Dismantling of US Navy ship to start on Monday


MANILA, Philippines—The American minesweeper USS Guardian, which is stuck on the Tubbataha Reef in Palawan, will be “chopped up” beginning Monday, a Philippine Coast Guard official said Saturday.
PCG Palawan District commander Commodore Enrico Evangelista said the crane ship MT Jascon 25 was due to arrive in the area at 11 p.m. Saturday and that salvaging operations for the USS Guardian would begin on Monday.
“For the past one month, we prepared the USS Guardian for removal and the best scheme to remove (it) is through cutting,” Evangelista said in an interview. “We have already removed the things that can be removed so now [the entire ship] is ready for removal. We will begin cutting (on Monday).”
Evangelista said they had already removed “50-caliber machine guns, small guns and ammunition but no missiles.”
The United States earlier hired the services of the salvaging ships MT Trabajador 1 of Malayan Towage and Salvaging Corp. and the Vos Apollo of a Malaysian company based in Singapore. The US Navy’s USNS Salvor and the PCG’s BRP Romblon are also at the site.
Evangelita said the chopped up parts of the ship would be taken to Vos Apollo and transferred to a barge from Subic Bay.
“This is a warship of the US Navy so they will determine where it will be disposed. I still don’t know what they intend to do with it. The ship may have a design that is a trade secret,” he said.
He added that the Philippine government no longer needed these ship parts for its investigation into the grounding incident.
In Baguio City, Transportation Secretary Joseph Emilio Abaya  ruled out the possibility of sending the crew of the USS Guardian to jail for running aground on the Tubbataha Reef.
“It becomes tricky on that respect,” Abaya told reporters when asked if the US Navy servicemen could be imprisoned for destroying the corals at the Tubbataha Reef as provided in RA 10067, the law that established the Tubbataha Reef National Park.
Abaya said it was accepted in the general practice of international laws that “men of war, foreign naval vessels enjoy immunity, especially if it is in the line of duty.”
“So that has been practiced (worldwide), so it would be difficult on that part,” Abaya said on the sidelines of the Philippine Military Academy  Homecoming in Fort del Pilar. Abaya is a member of PMA Class ’88.

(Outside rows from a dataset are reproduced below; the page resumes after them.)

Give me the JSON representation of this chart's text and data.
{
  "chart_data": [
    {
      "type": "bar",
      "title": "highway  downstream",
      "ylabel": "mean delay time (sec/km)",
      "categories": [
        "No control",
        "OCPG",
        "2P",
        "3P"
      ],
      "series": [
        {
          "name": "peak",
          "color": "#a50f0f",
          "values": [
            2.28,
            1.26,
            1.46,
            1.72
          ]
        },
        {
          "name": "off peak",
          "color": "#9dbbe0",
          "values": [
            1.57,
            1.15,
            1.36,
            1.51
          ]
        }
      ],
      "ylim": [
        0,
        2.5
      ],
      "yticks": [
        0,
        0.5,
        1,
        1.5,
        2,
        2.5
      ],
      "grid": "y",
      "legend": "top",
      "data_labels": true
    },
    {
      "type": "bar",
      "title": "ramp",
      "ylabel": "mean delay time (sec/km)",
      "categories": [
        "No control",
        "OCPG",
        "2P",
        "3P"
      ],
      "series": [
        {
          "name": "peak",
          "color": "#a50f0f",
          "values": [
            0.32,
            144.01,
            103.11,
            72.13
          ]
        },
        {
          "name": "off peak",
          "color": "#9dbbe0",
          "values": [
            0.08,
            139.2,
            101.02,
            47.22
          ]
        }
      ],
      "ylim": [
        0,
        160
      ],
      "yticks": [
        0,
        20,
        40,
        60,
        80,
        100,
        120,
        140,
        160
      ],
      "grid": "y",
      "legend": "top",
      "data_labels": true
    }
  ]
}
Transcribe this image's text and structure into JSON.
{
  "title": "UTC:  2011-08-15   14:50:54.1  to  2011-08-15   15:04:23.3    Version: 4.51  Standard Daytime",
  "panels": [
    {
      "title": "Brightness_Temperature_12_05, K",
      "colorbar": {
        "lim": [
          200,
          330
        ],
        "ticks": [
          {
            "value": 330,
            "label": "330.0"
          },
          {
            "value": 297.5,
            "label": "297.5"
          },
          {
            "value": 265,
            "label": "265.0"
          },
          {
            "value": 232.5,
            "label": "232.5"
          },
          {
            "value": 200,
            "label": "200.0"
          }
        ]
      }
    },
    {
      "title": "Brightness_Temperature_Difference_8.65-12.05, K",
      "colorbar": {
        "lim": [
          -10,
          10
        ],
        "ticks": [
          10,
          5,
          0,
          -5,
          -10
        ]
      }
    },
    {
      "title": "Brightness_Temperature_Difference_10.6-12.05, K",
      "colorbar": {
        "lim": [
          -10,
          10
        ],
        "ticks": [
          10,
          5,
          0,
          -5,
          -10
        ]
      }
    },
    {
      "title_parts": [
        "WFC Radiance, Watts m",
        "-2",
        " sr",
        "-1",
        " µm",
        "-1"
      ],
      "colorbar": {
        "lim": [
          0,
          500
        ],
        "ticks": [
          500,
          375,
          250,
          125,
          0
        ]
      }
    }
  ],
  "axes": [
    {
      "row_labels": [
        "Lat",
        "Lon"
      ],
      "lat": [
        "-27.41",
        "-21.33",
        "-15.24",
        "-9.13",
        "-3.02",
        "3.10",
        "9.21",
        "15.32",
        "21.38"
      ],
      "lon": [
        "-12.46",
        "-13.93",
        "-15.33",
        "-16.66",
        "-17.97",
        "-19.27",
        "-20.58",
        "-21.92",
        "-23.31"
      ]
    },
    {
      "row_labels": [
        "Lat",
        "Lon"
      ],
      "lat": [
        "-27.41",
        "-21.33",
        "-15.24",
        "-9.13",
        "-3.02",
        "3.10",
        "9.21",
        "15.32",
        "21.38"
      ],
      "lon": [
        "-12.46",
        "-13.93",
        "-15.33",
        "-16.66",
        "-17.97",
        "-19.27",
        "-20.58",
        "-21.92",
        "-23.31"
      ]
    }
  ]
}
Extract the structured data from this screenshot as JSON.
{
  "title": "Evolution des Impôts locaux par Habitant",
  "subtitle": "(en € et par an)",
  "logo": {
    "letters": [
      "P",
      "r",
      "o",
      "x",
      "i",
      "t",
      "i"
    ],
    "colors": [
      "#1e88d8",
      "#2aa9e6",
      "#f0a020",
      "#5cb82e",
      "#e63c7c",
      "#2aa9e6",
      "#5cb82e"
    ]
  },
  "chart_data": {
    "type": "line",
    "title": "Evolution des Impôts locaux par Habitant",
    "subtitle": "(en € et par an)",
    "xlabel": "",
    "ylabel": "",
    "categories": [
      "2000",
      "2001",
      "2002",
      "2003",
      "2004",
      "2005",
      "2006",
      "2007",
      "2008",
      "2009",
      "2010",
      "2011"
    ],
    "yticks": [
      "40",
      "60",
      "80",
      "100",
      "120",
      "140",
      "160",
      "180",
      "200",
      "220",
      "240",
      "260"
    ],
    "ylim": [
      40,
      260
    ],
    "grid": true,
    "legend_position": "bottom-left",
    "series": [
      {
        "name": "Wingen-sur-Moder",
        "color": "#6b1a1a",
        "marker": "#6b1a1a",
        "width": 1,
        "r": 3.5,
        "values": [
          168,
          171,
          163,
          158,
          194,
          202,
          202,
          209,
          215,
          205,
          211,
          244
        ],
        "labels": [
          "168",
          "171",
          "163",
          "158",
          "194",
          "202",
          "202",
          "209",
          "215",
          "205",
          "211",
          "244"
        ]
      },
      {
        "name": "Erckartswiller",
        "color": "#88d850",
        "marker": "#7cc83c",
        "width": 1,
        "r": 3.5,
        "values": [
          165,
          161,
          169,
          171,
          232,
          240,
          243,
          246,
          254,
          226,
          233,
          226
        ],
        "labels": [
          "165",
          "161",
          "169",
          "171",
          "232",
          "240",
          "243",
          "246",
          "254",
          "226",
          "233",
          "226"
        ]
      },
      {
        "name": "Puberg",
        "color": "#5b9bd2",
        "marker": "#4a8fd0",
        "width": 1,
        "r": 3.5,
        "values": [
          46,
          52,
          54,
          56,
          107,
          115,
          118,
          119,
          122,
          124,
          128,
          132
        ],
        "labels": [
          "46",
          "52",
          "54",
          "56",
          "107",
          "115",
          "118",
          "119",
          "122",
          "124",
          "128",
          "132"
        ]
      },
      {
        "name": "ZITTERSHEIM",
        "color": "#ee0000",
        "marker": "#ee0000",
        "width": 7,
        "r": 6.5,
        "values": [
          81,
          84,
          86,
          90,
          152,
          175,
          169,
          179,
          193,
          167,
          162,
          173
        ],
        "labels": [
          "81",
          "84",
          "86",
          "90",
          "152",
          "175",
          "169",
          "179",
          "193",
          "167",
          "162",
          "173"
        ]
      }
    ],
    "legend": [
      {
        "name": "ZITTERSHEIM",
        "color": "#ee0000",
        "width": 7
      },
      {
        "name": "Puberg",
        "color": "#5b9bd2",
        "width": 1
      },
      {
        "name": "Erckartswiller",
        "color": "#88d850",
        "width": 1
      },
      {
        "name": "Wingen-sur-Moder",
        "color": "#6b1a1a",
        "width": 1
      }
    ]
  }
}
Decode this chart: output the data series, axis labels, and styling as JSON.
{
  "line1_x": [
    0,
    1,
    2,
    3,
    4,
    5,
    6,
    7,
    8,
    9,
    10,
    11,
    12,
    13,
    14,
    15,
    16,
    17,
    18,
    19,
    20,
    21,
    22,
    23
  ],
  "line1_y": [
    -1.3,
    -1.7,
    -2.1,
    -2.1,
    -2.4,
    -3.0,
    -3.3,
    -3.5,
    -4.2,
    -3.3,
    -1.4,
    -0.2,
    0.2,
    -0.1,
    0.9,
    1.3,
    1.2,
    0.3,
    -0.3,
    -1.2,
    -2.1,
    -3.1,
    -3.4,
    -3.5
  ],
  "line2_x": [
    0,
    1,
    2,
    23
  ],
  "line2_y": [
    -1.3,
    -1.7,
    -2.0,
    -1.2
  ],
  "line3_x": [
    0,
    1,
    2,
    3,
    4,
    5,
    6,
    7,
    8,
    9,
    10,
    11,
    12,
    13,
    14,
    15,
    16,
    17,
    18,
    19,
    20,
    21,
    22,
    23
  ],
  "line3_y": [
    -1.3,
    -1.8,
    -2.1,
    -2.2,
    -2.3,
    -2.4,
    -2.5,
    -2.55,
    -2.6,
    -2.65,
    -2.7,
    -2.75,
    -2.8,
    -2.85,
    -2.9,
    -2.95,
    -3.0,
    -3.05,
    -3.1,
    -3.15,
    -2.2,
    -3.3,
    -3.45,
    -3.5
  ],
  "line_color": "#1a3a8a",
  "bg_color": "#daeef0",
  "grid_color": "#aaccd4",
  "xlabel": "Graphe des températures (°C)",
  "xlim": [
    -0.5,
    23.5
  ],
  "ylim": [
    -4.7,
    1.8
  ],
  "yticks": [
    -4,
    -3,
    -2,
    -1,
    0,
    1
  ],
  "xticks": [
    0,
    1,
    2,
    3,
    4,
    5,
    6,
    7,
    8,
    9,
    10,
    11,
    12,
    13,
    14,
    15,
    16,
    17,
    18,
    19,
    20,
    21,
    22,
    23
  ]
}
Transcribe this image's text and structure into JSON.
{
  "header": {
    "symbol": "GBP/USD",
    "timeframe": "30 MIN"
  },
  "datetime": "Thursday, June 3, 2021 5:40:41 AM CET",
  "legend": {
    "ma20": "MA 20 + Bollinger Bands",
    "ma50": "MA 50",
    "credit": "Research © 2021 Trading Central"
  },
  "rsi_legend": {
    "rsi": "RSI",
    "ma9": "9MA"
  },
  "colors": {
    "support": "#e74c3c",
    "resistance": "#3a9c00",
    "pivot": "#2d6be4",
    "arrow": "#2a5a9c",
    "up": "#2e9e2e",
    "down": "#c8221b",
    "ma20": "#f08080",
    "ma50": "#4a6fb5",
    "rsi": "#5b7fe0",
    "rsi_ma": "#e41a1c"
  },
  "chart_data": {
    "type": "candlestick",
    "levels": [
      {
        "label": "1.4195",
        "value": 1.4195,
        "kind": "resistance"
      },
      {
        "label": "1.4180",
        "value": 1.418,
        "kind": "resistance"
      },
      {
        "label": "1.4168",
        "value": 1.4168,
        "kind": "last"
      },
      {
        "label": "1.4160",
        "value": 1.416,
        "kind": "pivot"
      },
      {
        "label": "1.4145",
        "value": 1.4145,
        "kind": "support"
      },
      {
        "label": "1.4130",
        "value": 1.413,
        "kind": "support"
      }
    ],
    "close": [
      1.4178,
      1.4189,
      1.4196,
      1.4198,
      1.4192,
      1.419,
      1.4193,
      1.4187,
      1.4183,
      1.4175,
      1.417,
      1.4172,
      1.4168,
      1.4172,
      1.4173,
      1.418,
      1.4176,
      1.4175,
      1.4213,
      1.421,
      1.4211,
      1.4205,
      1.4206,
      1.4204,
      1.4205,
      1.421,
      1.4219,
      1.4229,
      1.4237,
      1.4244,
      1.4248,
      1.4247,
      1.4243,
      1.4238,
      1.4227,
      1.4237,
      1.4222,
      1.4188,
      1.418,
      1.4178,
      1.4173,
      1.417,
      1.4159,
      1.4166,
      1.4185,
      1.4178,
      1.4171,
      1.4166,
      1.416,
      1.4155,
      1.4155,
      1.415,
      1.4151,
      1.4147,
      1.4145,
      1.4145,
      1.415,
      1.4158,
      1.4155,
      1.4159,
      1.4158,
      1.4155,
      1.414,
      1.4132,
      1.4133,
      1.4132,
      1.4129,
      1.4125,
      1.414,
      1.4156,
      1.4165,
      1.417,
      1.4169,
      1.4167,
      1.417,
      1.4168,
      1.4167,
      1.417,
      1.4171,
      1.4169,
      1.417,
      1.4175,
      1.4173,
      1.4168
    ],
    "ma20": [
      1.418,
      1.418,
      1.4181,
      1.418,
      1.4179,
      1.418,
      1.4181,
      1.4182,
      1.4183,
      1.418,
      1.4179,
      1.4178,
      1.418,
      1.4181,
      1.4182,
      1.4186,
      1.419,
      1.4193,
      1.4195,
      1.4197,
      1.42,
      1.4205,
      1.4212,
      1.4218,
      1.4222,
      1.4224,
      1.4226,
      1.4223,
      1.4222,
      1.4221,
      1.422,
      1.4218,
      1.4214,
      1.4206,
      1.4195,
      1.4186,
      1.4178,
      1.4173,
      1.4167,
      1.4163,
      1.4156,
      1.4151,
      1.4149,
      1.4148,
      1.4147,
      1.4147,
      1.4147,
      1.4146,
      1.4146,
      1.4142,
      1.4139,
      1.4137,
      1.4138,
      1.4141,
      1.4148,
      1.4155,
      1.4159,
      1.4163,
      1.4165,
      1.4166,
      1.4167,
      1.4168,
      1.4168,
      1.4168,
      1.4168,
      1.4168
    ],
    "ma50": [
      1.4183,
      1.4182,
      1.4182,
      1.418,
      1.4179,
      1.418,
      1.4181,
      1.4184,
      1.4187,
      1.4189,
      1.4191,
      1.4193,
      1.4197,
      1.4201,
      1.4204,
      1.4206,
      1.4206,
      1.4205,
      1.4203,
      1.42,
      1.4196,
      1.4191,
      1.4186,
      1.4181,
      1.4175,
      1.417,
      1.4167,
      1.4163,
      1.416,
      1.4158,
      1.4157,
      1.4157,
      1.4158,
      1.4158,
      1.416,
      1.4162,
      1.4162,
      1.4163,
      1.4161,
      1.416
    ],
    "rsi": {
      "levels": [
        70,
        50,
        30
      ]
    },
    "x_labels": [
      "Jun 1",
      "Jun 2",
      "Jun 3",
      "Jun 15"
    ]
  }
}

Nonetheless, Abaya said the US Navy would still be sanctioned for the damage its minesweeper caused to the reef that has been declared a World Heritage Site by the United Nations.
The USS Guardian, which ran aground on January 17, destroyed some 4,000 square meters of corals. But Abaya said the overall damage to the reef had yet to be “assessed” because the ship was still stuck there.
The only way to have an “accurate picture” of the damage is if the ship has been removed, he said.
Abaya expressed hope that the salvaging of USS Guardian would be finished by March, depending on the weather in the area as the personal safety of the crew should also be considered.
Abaya noted that the US government has been “very cooperative and they have immediately apologized… The least they can do is cooperate, become transparent, and share with the people what’s going on.”
Abaya said there was some speculation about how the ship ran aground.
“Some say they probably enjoyed too much of an R&R in Subic. They said there was an error in digital charts. Some say they were doing a different thing there, on their own. This is all speculation so it would be irresponsible on my part to even assume,” Abaya said.